Right now, 19 people are campaigning to become Toronto Centre’s next municipal councillor. The most prominent are incumbent Kristyn Wong-Tam; Lucy Troisi, who was appointed to fill an empty seat in a ward that has become part of Toronto Centre; and George Smitherman, a former Liberal MPP. Whoever is elected on Oct. 22 will have to handle some of the city’s most poignant struggles – the battle for overdose-prevention sites that has been fought in Moss Park, the aftermath of alleged serial killings in the Gay Village and the handgun issue, which has struck particularly in Regent Park, where at least eight shootings have been documented since January and heartbroken mothers have gathered for support.
The population growth of Toronto Centre has long outpaced the city’s overall rate, with a density more than four times the citywide average. More than 80 per cent of residents live in buildings of five stories or more, most renting. Twenty-four per cent of residents – 11 per cent more than the city average – have a household income of less than $20,000 a year.
Beyond its struggles, the ward has many pockets of vibrancy and innovation. Paul Farrelly, who runs the Church Wellesley Neighbourhood Association, praised the ward’s “stable” and “self-sustaining” co-operative housing. But with so much demand these days, getting a spot is like winning the lottery, he said. So is finding a seat on the southbound Sherbourne Street bus, for which riders often line up around the corner on Bloor Street in the mornings. Local transit does not seem like it is for residents anymore, Mr. Farrelly observed. By the time it reaches them, it is jammed with commuters from other parts of the city and beyond.
But the candidates are also faced with the larger, citywide fights, such as the supervised-drug-use debate. Ms. Troisi has called for a moratorium on new drug-use sites, saying the ward already has five of Toronto’s eight. She blames the sites for increased violence and disorder. “I support harm reduction, but this is a citywide issue,” she said.
Ms. Wong-Tam does not see a moratorium as supportable, although she agrees petty crime has increased. All candidates are calling for more support services around supervised drug-use sites, including employment, education and detoxification. Ideally, Ms. Wong-Tam says, all could be delivered in a health centre or hospital.
Mr. Smitherman says a moratorium does not sit well with him, either, citing a previously approved site in Parkdale that the provincial government put on pause in August. Volunteers from Toronto’s Overdose Prevention Society had been providing the service in tents a few blocks away, but have been unable to continue since October’s rain and winds set in.
As for gun violence, the ward’s 51 Division police responded to nearly 10 per cent of the city’s shootings this year. Ms. Troisi is proposing a $1-million investment in a gun amnesty program in response – she hopes that over the next four years, 10,000 handguns will be exchanged for cash.

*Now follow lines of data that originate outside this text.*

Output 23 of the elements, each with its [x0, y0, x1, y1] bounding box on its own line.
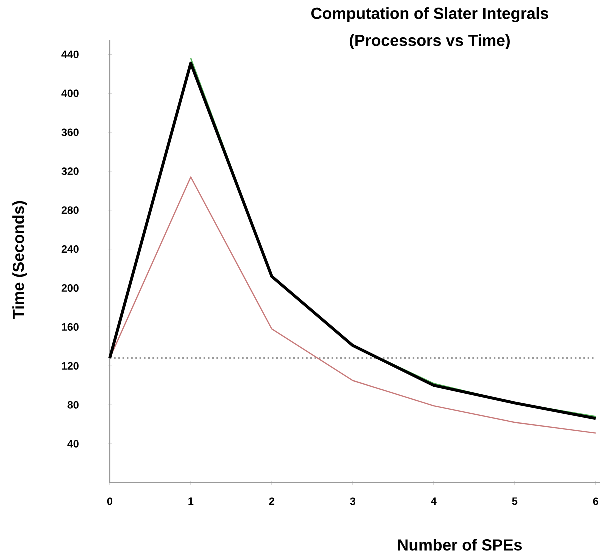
x-tick-label: 3 [350, 498, 356, 506]
y-tick-label: 320 [62, 168, 79, 176]
y-axis-title: Time (Seconds) [12, 201, 28, 320]
y-tick-label: 120 [62, 362, 79, 370]
x-tick-label: 4 [431, 498, 437, 506]
x-tick-label: 5 [512, 498, 518, 506]
y-tick-label: 40 [68, 440, 79, 448]
chart-subtitle: (Processors vs Time) [350, 34, 510, 50]
x-axis-title: Number of SPEs [398, 539, 522, 551]
y-tick-label: 160 [62, 323, 79, 331]
y-tick-label: 360 [62, 128, 79, 136]
line-series [108, 62, 598, 420]
y-tick-label: 240 [62, 246, 79, 254]
y-tick-label: 440 [62, 50, 79, 58]
x-tick-label: 2 [269, 498, 275, 506]
chart-title: Computation of Slater Integrals [312, 8, 548, 22]
y-tick-label: 400 [62, 90, 79, 98]
y-tick-label: 80 [68, 401, 79, 409]
x-tick-label: 6 [593, 498, 599, 506]
x-tick-label: 0 [107, 498, 113, 506]
x-tick-label: 1 [188, 498, 194, 506]
y-tick-label: 200 [62, 284, 79, 292]
y-tick-label: 280 [62, 206, 79, 214]
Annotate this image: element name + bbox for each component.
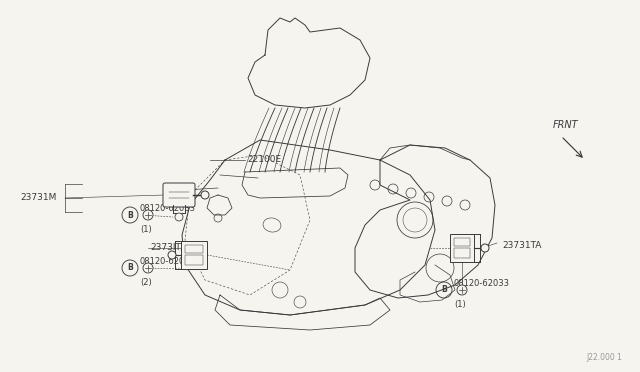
Text: 2373lT: 2373lT bbox=[150, 244, 181, 253]
Text: (2): (2) bbox=[140, 278, 152, 287]
FancyBboxPatch shape bbox=[163, 183, 195, 207]
Text: 23731M: 23731M bbox=[20, 193, 56, 202]
Text: B: B bbox=[441, 285, 447, 295]
Circle shape bbox=[201, 191, 209, 199]
Text: 08120-62033: 08120-62033 bbox=[454, 279, 510, 288]
Text: 08120-62033: 08120-62033 bbox=[140, 257, 196, 266]
Text: B: B bbox=[127, 211, 133, 219]
Text: (1): (1) bbox=[140, 225, 152, 234]
Bar bbox=[181, 241, 207, 269]
Circle shape bbox=[457, 285, 467, 295]
Circle shape bbox=[175, 213, 183, 221]
Text: J22.000 1: J22.000 1 bbox=[586, 353, 622, 362]
Text: FRNT: FRNT bbox=[553, 120, 579, 130]
Bar bbox=[454, 238, 470, 246]
Bar bbox=[450, 234, 474, 262]
Text: B: B bbox=[127, 263, 133, 273]
Text: (1): (1) bbox=[454, 300, 466, 309]
Circle shape bbox=[143, 210, 153, 220]
Text: 22100E: 22100E bbox=[247, 155, 281, 164]
Bar bbox=[185, 255, 203, 265]
Text: 23731TA: 23731TA bbox=[502, 241, 541, 250]
Circle shape bbox=[168, 251, 176, 259]
Bar bbox=[185, 245, 203, 253]
Text: 08120-62033: 08120-62033 bbox=[140, 204, 196, 213]
Bar bbox=[454, 248, 470, 258]
Circle shape bbox=[481, 244, 489, 252]
Circle shape bbox=[143, 263, 153, 273]
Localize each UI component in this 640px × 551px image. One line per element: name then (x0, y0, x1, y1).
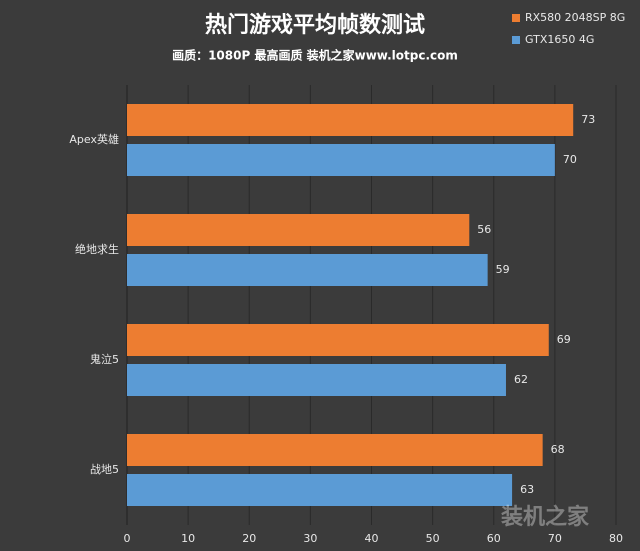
bar (127, 214, 470, 246)
x-tick-label: 30 (303, 532, 317, 545)
y-tick-label: 鬼泣5 (90, 352, 119, 366)
x-tick-label: 0 (124, 532, 131, 545)
data-label: 70 (563, 153, 577, 166)
x-tick-label: 60 (487, 532, 501, 545)
data-label: 68 (551, 443, 565, 456)
data-label: 56 (477, 223, 491, 236)
y-tick-label: Apex英雄 (69, 132, 119, 146)
bar (127, 364, 506, 396)
legend-swatch (512, 36, 520, 44)
chart-title: 热门游戏平均帧数测试 (205, 12, 425, 38)
bar (127, 324, 549, 356)
bar (127, 474, 513, 506)
legend-label: GTX1650 4G (525, 33, 594, 46)
x-tick-label: 20 (242, 532, 256, 545)
bar (127, 144, 555, 176)
x-tick-label: 70 (548, 532, 562, 545)
data-label: 63 (520, 483, 534, 496)
data-label: 62 (514, 373, 528, 386)
x-tick-label: 80 (609, 532, 623, 545)
y-tick-label: 绝地求生 (75, 242, 119, 256)
x-tick-label: 50 (426, 532, 440, 545)
chart-subtitle: 画质：1080P 最高画质 装机之家www.lotpc.com (172, 48, 458, 63)
bar (127, 434, 543, 466)
bar (127, 254, 488, 286)
data-label: 69 (557, 333, 571, 346)
y-tick-label: 战地5 (90, 463, 119, 476)
data-label: 73 (581, 113, 595, 126)
data-label: 59 (496, 263, 510, 276)
legend-label: RX580 2048SP 8G (525, 11, 625, 24)
bar (127, 104, 574, 136)
watermark: 装机之家 (501, 504, 590, 530)
x-tick-label: 10 (181, 532, 195, 545)
x-tick-label: 40 (365, 532, 379, 545)
legend-swatch (512, 14, 520, 22)
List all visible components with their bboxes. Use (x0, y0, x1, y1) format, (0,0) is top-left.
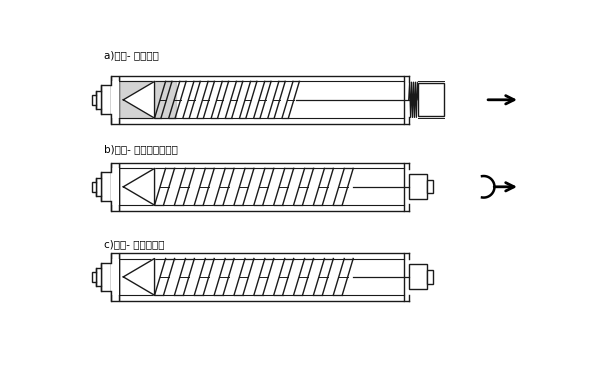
Polygon shape (123, 259, 154, 295)
Bar (96, 268, 102, 286)
Bar (409, 174, 427, 199)
Bar (111, 76, 119, 124)
Bar (119, 163, 404, 211)
Bar (427, 180, 433, 194)
Bar (102, 262, 111, 291)
Polygon shape (119, 82, 176, 118)
Bar (418, 83, 445, 117)
Polygon shape (123, 168, 154, 205)
Bar (111, 259, 119, 295)
Bar (427, 270, 433, 284)
Bar (102, 173, 111, 201)
Bar (409, 264, 427, 289)
Bar (111, 82, 119, 118)
Bar (111, 168, 119, 205)
Bar (119, 76, 404, 124)
Text: a)注射- 螺桿往前: a)注射- 螺桿往前 (104, 50, 159, 60)
Bar (111, 253, 119, 301)
Polygon shape (123, 82, 154, 118)
Bar (102, 85, 111, 114)
Text: c)空閒- 螺桿無動作: c)空閒- 螺桿無動作 (104, 239, 165, 249)
Bar (96, 91, 102, 109)
Bar (111, 163, 119, 211)
Bar (96, 178, 102, 196)
Bar (93, 182, 96, 192)
Bar (93, 271, 96, 282)
Text: b)落料- 螺桿旋轉並後退: b)落料- 螺桿旋轉並後退 (104, 144, 178, 155)
Bar (119, 253, 404, 301)
Bar (93, 94, 96, 105)
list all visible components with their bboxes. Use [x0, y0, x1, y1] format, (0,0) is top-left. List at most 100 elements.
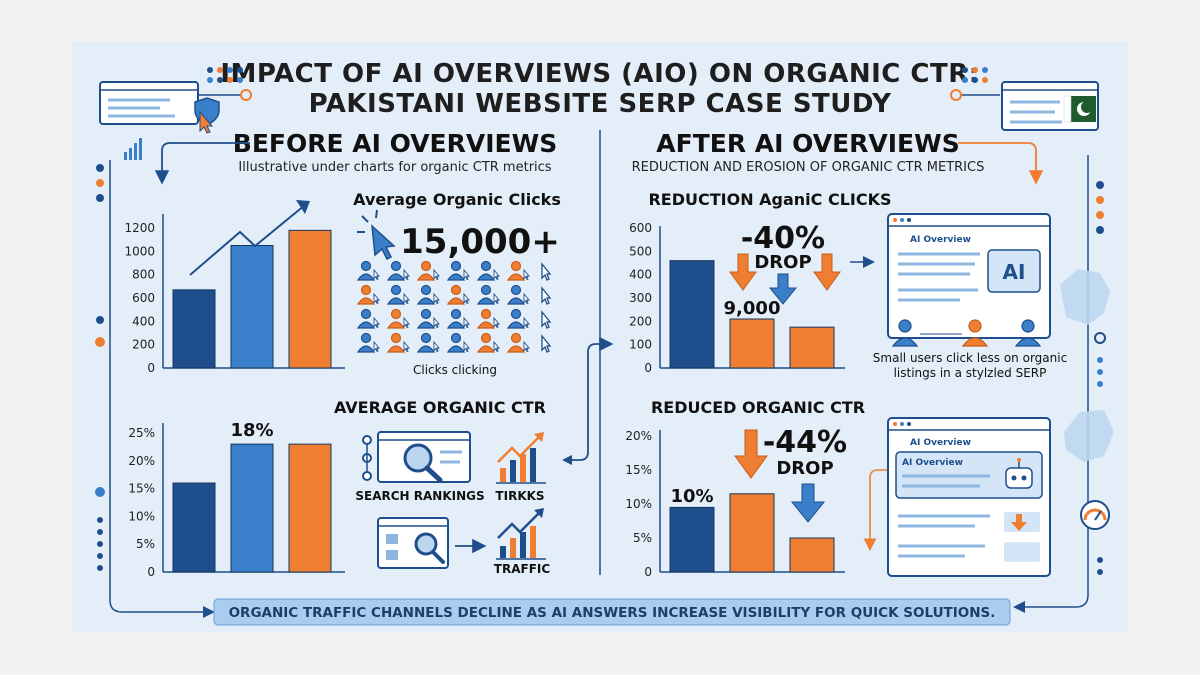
serp-window-2: AI Overview AI Overview — [887, 417, 1051, 577]
bar-2 — [230, 245, 274, 369]
y-tick-label: 600 — [629, 221, 652, 235]
after-subheading: REDUCTION AND EROSION OF ORGANIC CTR MET… — [632, 160, 985, 175]
down-arrow-icon — [729, 253, 841, 305]
user-icon — [416, 260, 440, 281]
serp-label-2: AI Overview — [910, 438, 971, 448]
ctr-drop-word: DROP — [776, 458, 833, 479]
y-tick-label: 100 — [629, 338, 652, 352]
bar-2 — [230, 443, 274, 573]
decor-dots-top-left — [180, 67, 252, 101]
before-subheading: Illustrative under charts for organic CT… — [238, 160, 551, 175]
y-tick-label: 15% — [128, 482, 155, 496]
before-heading: BEFORE AI OVERVIEWS — [233, 129, 557, 158]
y-tick-label: 15% — [625, 463, 652, 477]
user-icon — [386, 308, 410, 329]
y-tick-label: 0 — [644, 361, 652, 375]
chart-title: REDUCED ORGANIC CTR — [651, 398, 865, 417]
user-icon — [506, 284, 530, 305]
user-icon — [476, 284, 500, 305]
y-tick-label: 400 — [132, 314, 155, 328]
chart-title: AVERAGE ORGANIC CTR — [334, 398, 546, 417]
hand-cursor-icon — [541, 262, 552, 281]
signal-bars-icon — [124, 138, 142, 160]
y-tick-label: 5% — [633, 531, 652, 545]
user-icon — [446, 308, 470, 329]
down-arrow-icon-2 — [734, 429, 826, 523]
traffic-chart-icon — [496, 508, 546, 560]
user-icon — [476, 308, 500, 329]
trend-arrow — [189, 204, 306, 276]
user-icon — [506, 308, 530, 329]
pakistan-flag-icon — [1063, 95, 1096, 123]
chart-average-organic-ctr: AVERAGE ORGANIC CTR 0 5% 10% 15% 20% 25% 18% — [128, 398, 546, 579]
hand-cursor-icon — [541, 310, 552, 329]
clicks-drop-value: -40% — [741, 221, 825, 256]
bar-1 — [669, 506, 715, 573]
serp-caption-line-2: listings in a stylzled SERP — [894, 366, 1047, 380]
y-tick-label: 600 — [132, 291, 155, 305]
y-tick-label: 5% — [136, 537, 155, 551]
bar-3 — [288, 229, 332, 369]
y-tick-label: 0 — [644, 565, 652, 579]
left-side-connector — [95, 160, 215, 618]
data-label: 9,000 — [724, 298, 781, 319]
browser-window-icon — [99, 81, 199, 125]
gauge-icon — [1080, 500, 1110, 530]
magnifier-icon — [403, 443, 443, 483]
serp-ai-badge: AI — [1003, 260, 1026, 284]
serp-label: AI Overview — [910, 235, 971, 245]
bar-3 — [789, 326, 835, 369]
serp-side-arrow — [863, 469, 888, 552]
y-tick-label: 20% — [625, 429, 652, 443]
trend-arrowhead — [296, 200, 310, 214]
serp-caption-line-1: Small users click less on organic — [873, 351, 1067, 365]
icon-label-search-rankings: SEARCH RANKINGS — [355, 489, 484, 503]
bottom-banner — [213, 598, 1011, 626]
user-icon — [386, 260, 410, 281]
center-connector-head — [562, 455, 572, 465]
data-label: 18% — [230, 420, 273, 441]
cursor-icon — [199, 110, 214, 134]
y-tick-label: 200 — [629, 314, 652, 328]
user-icon — [416, 284, 440, 305]
bar-3 — [789, 537, 835, 573]
bar-1 — [172, 482, 216, 573]
trend-chart-icon — [496, 432, 546, 484]
y-tick-label: 200 — [132, 338, 155, 352]
user-icons — [891, 319, 1042, 347]
y-tick-label: 25% — [128, 426, 155, 440]
right-side-connector — [1013, 155, 1106, 613]
y-tick-label: 20% — [128, 454, 155, 468]
chart-reduced-organic-ctr: REDUCED ORGANIC CTR 0 5% 10% 15% 20% 10% — [625, 398, 865, 579]
y-tick-label: 0 — [147, 565, 155, 579]
center-connector — [566, 336, 614, 461]
bar-2 — [729, 493, 775, 573]
data-label: 10% — [670, 486, 713, 507]
y-tick-label: 800 — [132, 268, 155, 282]
after-heading: AFTER AI OVERVIEWS — [656, 129, 959, 158]
user-icon — [506, 332, 530, 353]
user-icon — [356, 260, 380, 281]
clicks-caption: Clicks clicking — [413, 363, 497, 377]
y-tick-label: 0 — [147, 361, 155, 375]
hand-cursor-icon — [541, 334, 552, 353]
user-icon — [386, 332, 410, 353]
user-icon — [446, 284, 470, 305]
chart-title: REDUCTION AganiC CLICKS — [648, 190, 891, 209]
user-icon — [416, 308, 440, 329]
user-icon — [356, 308, 380, 329]
ctr-drop-value: -44% — [763, 425, 847, 460]
user-icon — [476, 260, 500, 281]
y-tick-label: 10% — [625, 497, 652, 511]
after-heading-arrow — [958, 142, 1044, 185]
clicks-stat: 15,000+ — [400, 222, 560, 262]
chart-reduction-clicks: REDUCTION AganiC CLICKS 0 100 200 300 400 500… — [629, 190, 891, 375]
bar-1 — [669, 260, 715, 369]
hand-cursor-icon — [541, 286, 552, 305]
users-grid — [356, 260, 552, 353]
user-icon — [476, 332, 500, 353]
icon-label-tirkks: TIRKKS — [495, 489, 544, 503]
clicks-drop-word: DROP — [754, 252, 811, 273]
user-icon — [446, 332, 470, 353]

Ms. Wong-Tam is stressing the need for community programming and operational community centers, to steer young people away from guns and gangs. Community centers in St. Jamestown and Regent Park were taken over as shelter for tenants displaced by a recent fire at 650 Parliament St. “The communities that really, desperately needed their community centers and recreation centers all of a sudden lost it, because they had to be commandeered for the residents who really needed shelter,” she said.
Mr. Smitherman, too, has a plan for violence prevention. But his would involve kids as young as 7. “All the solutions sound like all the ones you’ve heard, but the big distinction is, I think, we wait too long,” he said.
But as he talks about Regent Park, Mr. Smitherman moves into a discussion of how little the city knows about socially isolated residents, laid bare by the recent fire on Parliament.
“We have no idea where the vulnerable people lie,” he said.
Back at the community garden, Mr. Morson tucks three flowers – two orange, one pink – into the top of the plaque he affixed to the wall for his late friend Mr. Mohammed, and gets back to work.